Speaker of Parliament, Hon. Alban Bagbin has cautioned policymakers against establishing the Upper East Region’s long-term development solely on the foundation of finite mineral extraction.
He urged for a strategic pivot that converts temporary resource wealth into lasting economic assets to safeguard the region’s future.
The legislative head noted that mineral resources must serve strictly as a catalyst for broader, sustainable investments rather than an economic crutch that leaves local communities vulnerable.
“Mining is a temporary opportunity, not a permanent development strategy. The true wealth of this region will not ultimately be measured by the minerals extracted from beneath the bowels of the soil, but by the enduring assets created above it, such as productive agriculture, thriving industries, resilient infrastructure, skilled citizens, vibrant enterprises and strong institutions.”
Speaker of Parliament, Hon. Alban Bagbin
The political leader expanded on this position by highlighting that resource extraction is inherently finite and cannot function as a permanent growth strategy.

Speaking at the launch of the region’s 10-Year PEARL Framework, he stressed the urgency of investing mining revenues into enduring sectors above the soil, including resilient infrastructure, vibrant enterprises, and skilled citizens.
He warned that without this structural transition, the region risks falling victim to the resource curse— a paradox where mineral wealth leads to environmental degradation and economic stagnation.
The Pitfalls of Single-Resource Dependence
The vulnerability of economies that rely heavily on a single extractive industry is well documented across emerging markets.
When sub-surface minerals are depleted, communities that failed to diversify are routinely left with devastated landscapes, collapsed local commerce, and severely compromised livelihoods.
By treating mining as the primary economic engine, regional planning creates a boom-and-bust cycle that leaves future generations to inherit the environmental liabilities of mining pits without the financial cushion to manage them.
The introduction of the “Prosperity through Enterprise, Agriculture, Resilience and Livelihoods” (PEARL) Framework represents a deliberate structural attempt to intercept this cycle.
This ten-year blueprint seeks to pull approximately GH¢8.6 billion in public and private sector investments into alternative industries. By anchoring regional growth to surface-level activities, the framework establishes an economic buffer that ensures the local population remains productive long after mineral concessions are exhausted.

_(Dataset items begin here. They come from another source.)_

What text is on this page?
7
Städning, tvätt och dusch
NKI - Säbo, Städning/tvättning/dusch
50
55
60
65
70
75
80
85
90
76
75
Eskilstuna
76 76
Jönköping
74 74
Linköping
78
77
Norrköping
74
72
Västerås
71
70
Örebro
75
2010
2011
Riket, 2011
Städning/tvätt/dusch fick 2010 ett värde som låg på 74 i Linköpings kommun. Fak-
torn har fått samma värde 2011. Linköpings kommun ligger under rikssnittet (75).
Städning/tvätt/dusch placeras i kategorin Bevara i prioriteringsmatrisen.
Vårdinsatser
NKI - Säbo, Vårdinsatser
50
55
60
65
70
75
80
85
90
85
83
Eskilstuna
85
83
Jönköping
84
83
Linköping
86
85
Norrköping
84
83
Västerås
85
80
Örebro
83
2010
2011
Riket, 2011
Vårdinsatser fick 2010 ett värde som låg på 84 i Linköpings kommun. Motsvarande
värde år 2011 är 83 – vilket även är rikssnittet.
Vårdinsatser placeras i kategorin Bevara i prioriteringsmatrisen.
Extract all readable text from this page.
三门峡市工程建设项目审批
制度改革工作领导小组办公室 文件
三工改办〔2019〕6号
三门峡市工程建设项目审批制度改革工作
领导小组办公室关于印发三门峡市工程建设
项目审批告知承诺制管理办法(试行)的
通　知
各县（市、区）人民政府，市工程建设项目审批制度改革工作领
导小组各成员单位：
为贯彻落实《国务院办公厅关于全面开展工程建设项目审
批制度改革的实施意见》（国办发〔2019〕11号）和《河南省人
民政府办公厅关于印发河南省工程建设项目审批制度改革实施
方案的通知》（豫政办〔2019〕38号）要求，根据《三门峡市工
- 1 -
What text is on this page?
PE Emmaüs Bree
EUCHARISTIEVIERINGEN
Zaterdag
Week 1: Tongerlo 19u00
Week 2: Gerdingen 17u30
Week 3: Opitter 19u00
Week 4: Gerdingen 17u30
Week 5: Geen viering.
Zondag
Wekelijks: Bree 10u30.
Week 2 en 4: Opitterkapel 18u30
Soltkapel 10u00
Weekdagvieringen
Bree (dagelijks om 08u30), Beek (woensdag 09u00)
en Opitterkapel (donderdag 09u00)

Unlocking Alternative Frontiers for Permanent Prosperity
True economic resilience in northern Ghana lies within its untapped trans-border trade potential and its immense agricultural capacity.
The Upper East Region shares direct borders with Burkina Faso and Togo, positioning it uniquely as a strategic gateway to the broader Sahelian and West African markets.
Capitalizing on this geographical advantage requires building robust logistical networks and expanding agro-industrial processing facilities rather than allocating all institutional focus toward underground resources.
Transitioning the regional economic base toward a self-sustaining ecosystem requires that mining revenues be actively rechanneled into commercial farming, small and medium enterprise capitalization, and green energy initiatives.
Cultivating thousands of acres of irrigable land and adding value to local crops generates stable, multi-generational employment that mineral extraction simply cannot sustain.
The conversion of finite underground capital into permanent human capital and industrial infrastructure remains the only viable path to insulating the territory from global commodity price shocks.
Institutional Responsibility and the Future of the Upper East
Implementing a cross-sector economic overhaul demands a non-partisan, legally disciplined approach to managing mineral royalties and corporate social investments.
Regulatory bodies and municipal authorities must strictly enforce environmental reclamation laws while ensuring that local revenues are transparently directed toward public infrastructure.
The success of the PEARL initiative depends entirely on the collective political will to prioritize structural transformation over quick-fix mineral windfalls.
National and regional policy leaders must collaborate to ensure this developmental blueprint receives the sustained administrative attention it deserves.
Transforming temporary extractive wealth into tangible, permanent prosperity above the soil is not merely an optional policy preference; it is an absolute obligation to the future generations of northern Ghana.